Nieuwland was a mild-mannered man whose high, square forehead, narrow eyes and thin, broad mouth might remind some today of Leonardo DiCaprio. His humble, introverted demeanor was punctuated by an overwhelming drive to combine explosive chemicals in his laboratory. By the time of the conference in Rochester, Nieuwland had spent two decades studying acetylene reactions. The chemical compound, a hydrocarbon with the deceptively simple formula of C2H2, is unstable in its pure form, and Nieuwland had combined it with an extensive array of other compounds to document the reactions. Combine, heat, sniff, inspect. Combine, heat, sniff, record. Combine, heat, wait for something to explode.
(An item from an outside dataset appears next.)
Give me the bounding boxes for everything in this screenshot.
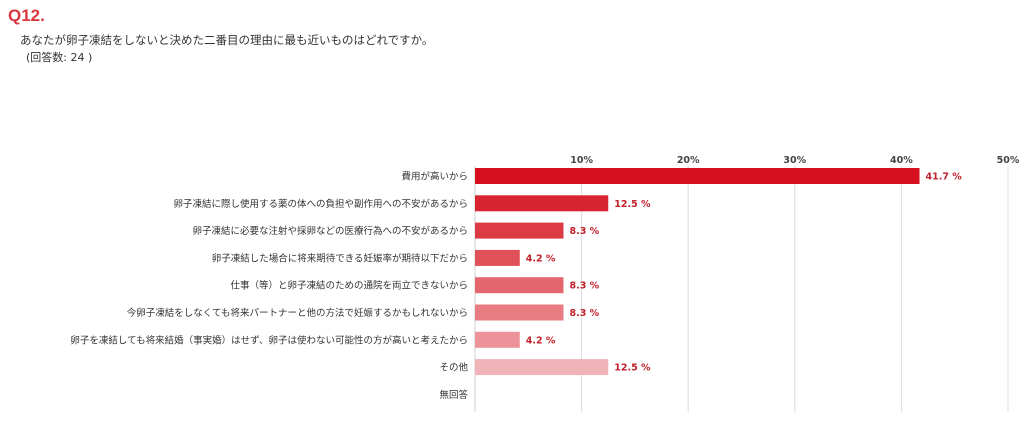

At the conference, Nieuwland’s description of one of these concoctions caught the attention of Elmer Bolton of E.I. du Pont de Nemours and Company, known today simply as DuPont. Bolton and his fellow chemists had just started working toward the Holy Grail in chemical engineering: a stable, usable form of synthetic rubber. Rubber trees grow only in the tropics, but demand for their “milk” — latex — had spiked in the United States with the rise of the automobile. British corporations controlled most of the world’s rubber production, and a scheme to stabilize rubber prices, the Stevenson Plan, laid bare American vulnerability to British control of the market. While commercial chemists were racing to find a synthetic solution to the problem, other entrepreneurs, including Thomas Edison, were exploring the cultivation of rubber plants in the U.S.